Depuis 2005, le concubinage a peu d'incidence sur la situation des enfants tant au regard de l'établissement de leur filiation, qu'au regard de l'autorité parentale dévolue aux parents.
Concubinage et établissement de la filiation
Le concubinage n’a aucune incidence à l’égard des enfants et notamment par rapport à l’établissement de la filiation.

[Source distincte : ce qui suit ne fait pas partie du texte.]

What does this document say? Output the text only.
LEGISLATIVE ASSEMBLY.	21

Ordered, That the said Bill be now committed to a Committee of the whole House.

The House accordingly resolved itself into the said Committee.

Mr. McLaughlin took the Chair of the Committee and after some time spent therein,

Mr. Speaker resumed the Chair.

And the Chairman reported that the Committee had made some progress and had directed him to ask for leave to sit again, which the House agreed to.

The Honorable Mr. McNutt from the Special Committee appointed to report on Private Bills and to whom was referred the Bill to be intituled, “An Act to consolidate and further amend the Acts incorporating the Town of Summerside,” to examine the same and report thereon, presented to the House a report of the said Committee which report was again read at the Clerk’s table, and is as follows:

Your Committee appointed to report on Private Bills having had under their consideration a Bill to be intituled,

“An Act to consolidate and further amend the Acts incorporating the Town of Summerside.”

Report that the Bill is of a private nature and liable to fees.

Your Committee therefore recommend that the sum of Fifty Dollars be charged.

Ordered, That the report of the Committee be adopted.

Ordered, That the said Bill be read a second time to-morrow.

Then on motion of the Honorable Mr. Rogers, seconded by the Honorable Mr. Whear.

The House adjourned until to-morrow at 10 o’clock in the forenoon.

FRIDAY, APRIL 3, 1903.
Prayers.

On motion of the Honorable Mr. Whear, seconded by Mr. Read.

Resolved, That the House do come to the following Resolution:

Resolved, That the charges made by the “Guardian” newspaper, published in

► S’agissant du père, il n’existe pas de présomption de paternité comme c’est le cas dans le mariage, où le mari de la mère est considéré par la loi comme le père de l’enfant.
Par conséquent, il sera nécessaire de faire une reconnaissance de paternité. Il est préférable de faire la reconnaissance avant la naissance. Cette reconnaissance sera valable même si elle est rédigée sur papier libre. Elle est très importante car elle permettra de régler toutes difficultés juridiques, notamment en cas d’accident et de décès du père avant la naissance de l’enfant.
► S’agissant de la mère, depuis 2005 il n’est plus nécessaire de faire de reconnaissance préalable à la naissance, une simple désignation dans l'acte de naissance de l'enfant suffit.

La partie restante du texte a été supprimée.